不料程远川竟问:“阿梧,这件事能不能……到此为止?”

沈清梧呼吸一窒,不敢相信自己的耳朵。

她死死盯着程远川,后知后觉,意识到了什么。

“是许明玥对不对?是她害我!你知道……却要护着她?”

沈清梧呼吸都急促了起来,小腹的疼也更加剧烈:“程远川,就算你恨我五年前抛下你,可我不欠她许明玥!”

“你不能因为爱她,就伤害我……”

她说着,热泪砸了下来,怎么都止不住。

程远川也慌了。

“我没有想伤害你!阿梧……”

他拳头攥得指节咯咯作响,最后化作一声沉重又无奈的长叹:

“你清楚许同志的父亲是什么身份,就算你豁出去大闹一场,让她得到惩罚……可然后呢?你以后的前程,不要了吗?”

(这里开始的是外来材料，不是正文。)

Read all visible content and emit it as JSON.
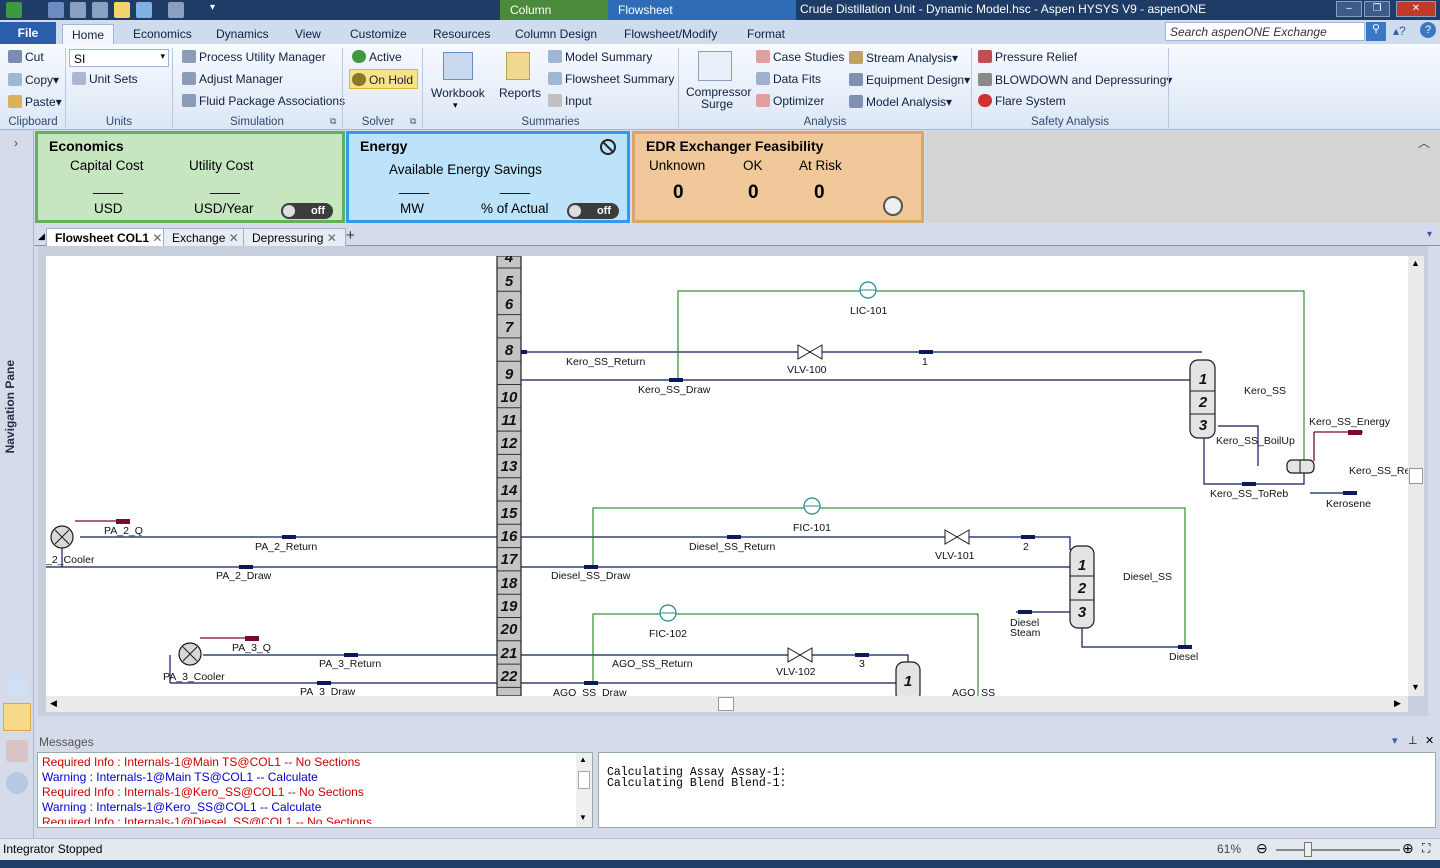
{
  "window": {
    "title": "Crude Distillation Unit - Dynamic Model.hsc - Aspen HYSYS V9 - aspenONE",
    "context_tabs": [
      "Column",
      "Flowsheet"
    ]
  },
  "ribbon": {
    "file_tab": "File",
    "tabs": [
      "Home",
      "Economics",
      "Dynamics",
      "View",
      "Customize",
      "Resources",
      "Column Design",
      "Flowsheet/Modify",
      "Format"
    ],
    "search_placeholder": "Search aspenONE Exchange",
    "clipboard": {
      "cut": "Cut",
      "copy": "Copy",
      "paste": "Paste",
      "label": "Clipboard"
    },
    "units": {
      "value": "SI",
      "unit_sets": "Unit Sets",
      "label": "Units"
    },
    "simulation": {
      "process_utility": "Process Utility Manager",
      "adjust": "Adjust Manager",
      "fluid_package": "Fluid Package Associations",
      "label": "Simulation"
    },
    "solver": {
      "active": "Active",
      "on_hold": "On Hold",
      "label": "Solver"
    },
    "summaries": {
      "workbook": "Workbook",
      "reports": "Reports",
      "model_summary": "Model Summary",
      "flowsheet_summary": "Flowsheet Summary",
      "input": "Input",
      "label": "Summaries"
    },
    "analysis": {
      "compressor": "Compressor",
      "surge": "Surge",
      "case_studies": "Case Studies",
      "data_fits": "Data Fits",
      "optimizer": "Optimizer",
      "stream_analysis": "Stream Analysis",
      "equipment_design": "Equipment Design",
      "model_analysis": "Model Analysis",
      "label": "Analysis"
    },
    "safety": {
      "pressure_relief": "Pressure Relief",
      "blowdown": "BLOWDOWN and Depressuring",
      "flare": "Flare System",
      "label": "Safety Analysis"
    }
  },
  "nav": {
    "pane_label": "Navigation Pane"
  },
  "dashboard": {
    "economics": {
      "title": "Economics",
      "capital_label": "Capital Cost",
      "utility_label": "Utility Cost",
      "capital_value": "____",
      "utility_value": "____",
      "capital_unit": "USD",
      "utility_unit": "USD/Year",
      "toggle": "off"
    },
    "energy": {
      "title": "Energy",
      "savings_label": "Available Energy Savings",
      "mw_value": "____",
      "pct_value": "____",
      "mw_unit": "MW",
      "pct_unit": "% of Actual",
      "toggle": "off"
    },
    "edr": {
      "title": "EDR Exchanger Feasibility",
      "unknown_label": "Unknown",
      "ok_label": "OK",
      "risk_label": "At Risk",
      "unknown": "0",
      "ok": "0",
      "risk": "0"
    }
  },
  "doc_tabs": [
    "Flowsheet COL1",
    "Exchange",
    "Depressuring"
  ],
  "flowsheet": {
    "stage_numbers": [
      "4",
      "5",
      "6",
      "7",
      "8",
      "9",
      "10",
      "11",
      "12",
      "13",
      "14",
      "15",
      "16",
      "17",
      "18",
      "19",
      "20",
      "21",
      "22"
    ],
    "labels": {
      "lic101": "LIC-101",
      "kero_return": "Kero_SS_Return",
      "vlv100": "VLV-100",
      "s1": "1",
      "kero_draw": "Kero_SS_Draw",
      "kero_ss": "Kero_SS",
      "kero_energy": "Kero_SS_Energy",
      "kero_boilup": "Kero_SS_BoilUp",
      "kero_re": "Kero_SS_Re",
      "kero_toreb": "Kero_SS_ToReb",
      "kerosene": "Kerosene",
      "fic101": "FIC-101",
      "pa2q": "PA_2_Q",
      "pa2return": "PA_2_Return",
      "pa2cooler": "_2_Cooler",
      "pa2draw": "PA_2_Draw",
      "diesel_return": "Diesel_SS_Return",
      "vlv101": "VLV-101",
      "s2": "2",
      "diesel_draw": "Diesel_SS_Draw",
      "diesel_ss": "Diesel_SS",
      "diesel_steam1": "Diesel",
      "diesel_steam2": "Steam",
      "diesel": "Diesel",
      "fic102": "FIC-102",
      "pa3q": "PA_3_Q",
      "pa3return": "PA_3_Return",
      "pa3cooler": "PA_3_Cooler",
      "pa3draw": "PA_3_Draw",
      "ago_return": "AGO_SS_Return",
      "vlv102": "VLV-102",
      "s3": "3",
      "ago_draw": "AGO_SS_Draw",
      "ago_ss": "AGO_SS",
      "col_1": "1",
      "col_2": "2",
      "col_3": "3"
    }
  },
  "messages": {
    "header": "Messages",
    "left": [
      {
        "text": "Required Info : Internals-1@Main TS@COL1 -- No Sections",
        "color": "#cc0000"
      },
      {
        "text": "Warning  : Internals-1@Main TS@COL1 -- Calculate",
        "color": "#0000cc"
      },
      {
        "text": "Required Info : Internals-1@Kero_SS@COL1 -- No Sections",
        "color": "#cc0000"
      },
      {
        "text": "Warning  : Internals-1@Kero_SS@COL1 -- Calculate",
        "color": "#0000cc"
      },
      {
        "text": "Required Info : Internals-1@Diesel_SS@COL1 -- No Sections",
        "color": "#cc0000"
      }
    ],
    "right": [
      "Calculating Assay Assay-1:",
      "Calculating Blend Blend-1:"
    ]
  },
  "status": {
    "text": "Integrator Stopped",
    "zoom": "61%"
  }
}
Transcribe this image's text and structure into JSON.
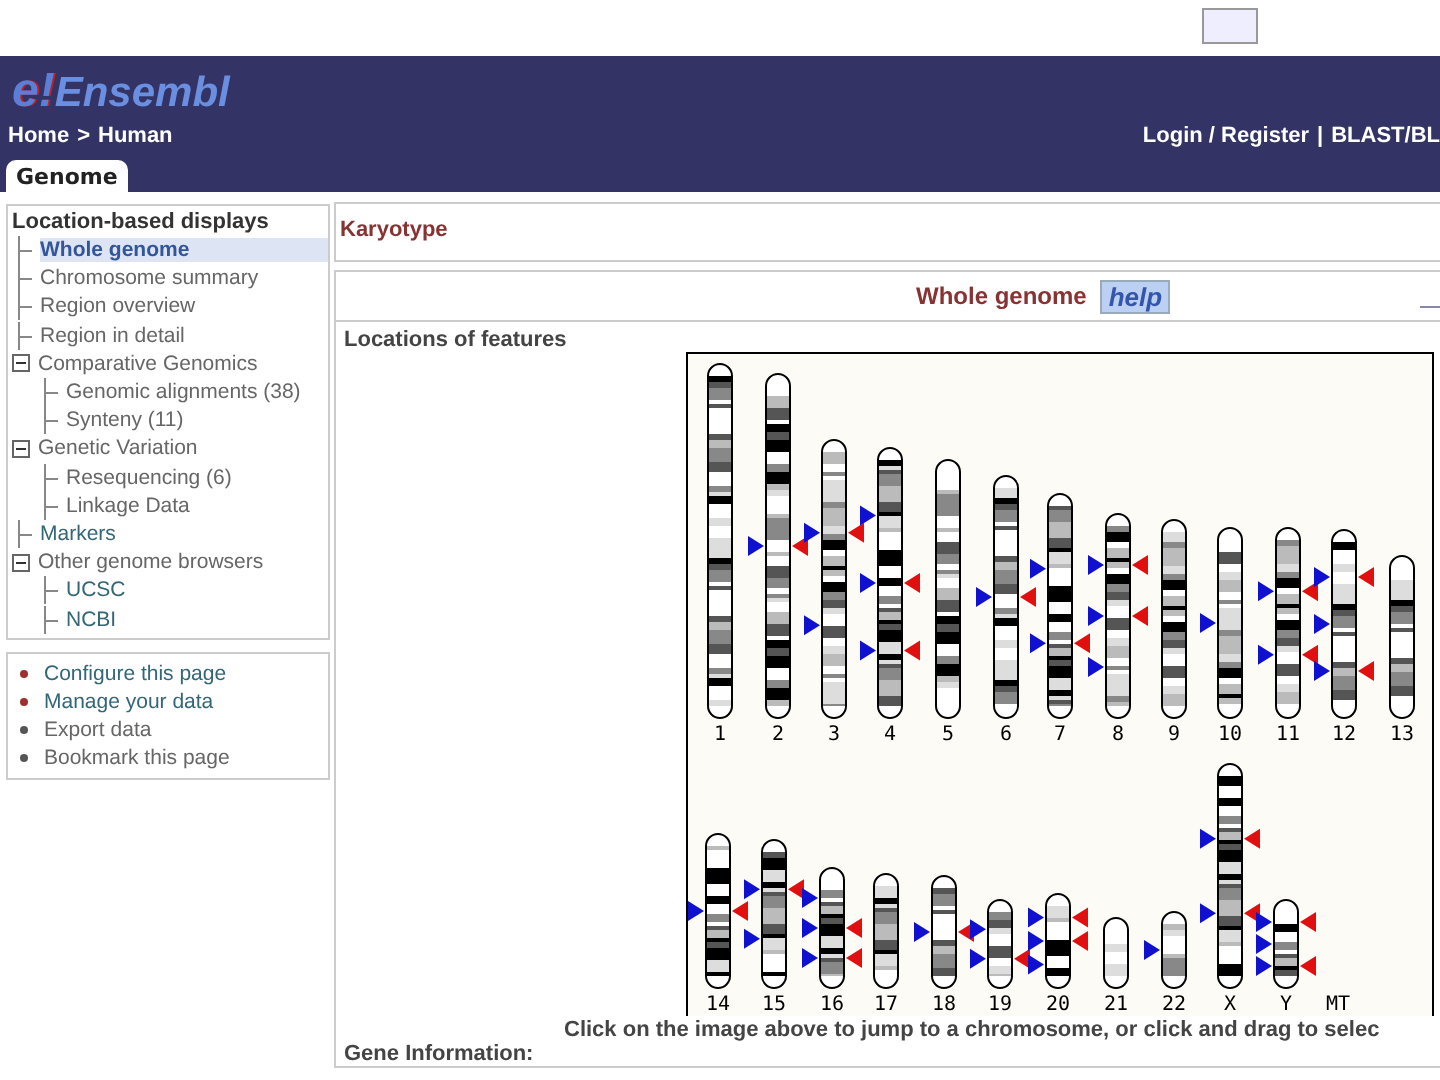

“你的身份本就敏感,能有现在的成就很不容易,人活一辈子,就算没有孩子也不会怎样的!”

“阿梧,无论如何我都会照顾你一辈子!你……你毕竟是我的……妹妹。”

妹妹?

沈清梧看着眼前这个狼狈不堪的男人,过往的画面在眼前不断翻腾

她想起寒冬腊月,程远川冒着刺骨寒风凿开湖面给她抓鱼;

她想起夏日暖阳,程远川笨拙地做桂花糕哄她开心;

她想起,春寒料峭,父母被下放后,他护在身前的身影;

也想起了月光下,他说要和她永远在一起……

那样好,那样爱她的程远川,怎么就不见了呢?

是她的错。

要是五年前,她没走就好了。

是她的错。

要是没重逢就好了。

至少这样,记忆里的程远川会永远存在……

沈清梧缓缓地抽回了自己的手,声音疲惫而空洞:“你走吧。”

程远川瞬间被巨大的恐慌填满。

他想说些什么,却发现自己说什么都是错。

他只能沉默地守在一旁,笨拙地给她掖被角,倒水,小心翼翼喂她喝下护士端来的苦涩汤药。

他甚至推迟了上级交代的任务,硬是在卫生处寸步不离地守了一个星期,仿佛想用这种方式弥补。

两人之间似乎又回到了离开大院的旧时光。

直到这天下午,程远川正给沈清梧削苹果,帐篷的门帘猛然被掀开。

一个通讯员气喘吁吁地冲了进来:“程团长,不好了,许明玥同志在训练场摔伤了,情况好像很严重。”

程远川握着水果刀的手一僵,下意识站起身。

随即,他猛然意识到什么,转头看向半靠在床头的沈清梧。

她只是淡淡地瞥了程远川一眼,平静无波,没有愤怒,也没有失望。

程远川只感觉心像是被狠狠剜了一下,想说的话直接堵在喉咙,一个字也说不出来。

他握着水果刀的手紧了紧,指节泛白。

最后还是做出了选择。

“阿梧,我过去看看情况,我马上回来,你好好休息。”

他没有等沈清梧的回应,疾步离开。

门帘落下,隔绝了外面的嘈杂。

帐篷里瞬间安静得可怕,只剩下药水滴落的微弱声响。

沈清梧的目光长久地停留在那晃动的门帘上。

许久,她收回视线,从床头的布包里拿出了纸和笔。

钢笔笔尖落在粗糙的纸面上,发出清晰的沙沙声:

“尊敬的首长:

我,沈清梧,现实名举报许明玥同志蓄意投毒,谋害同志……”

第六章

举报信写的很快。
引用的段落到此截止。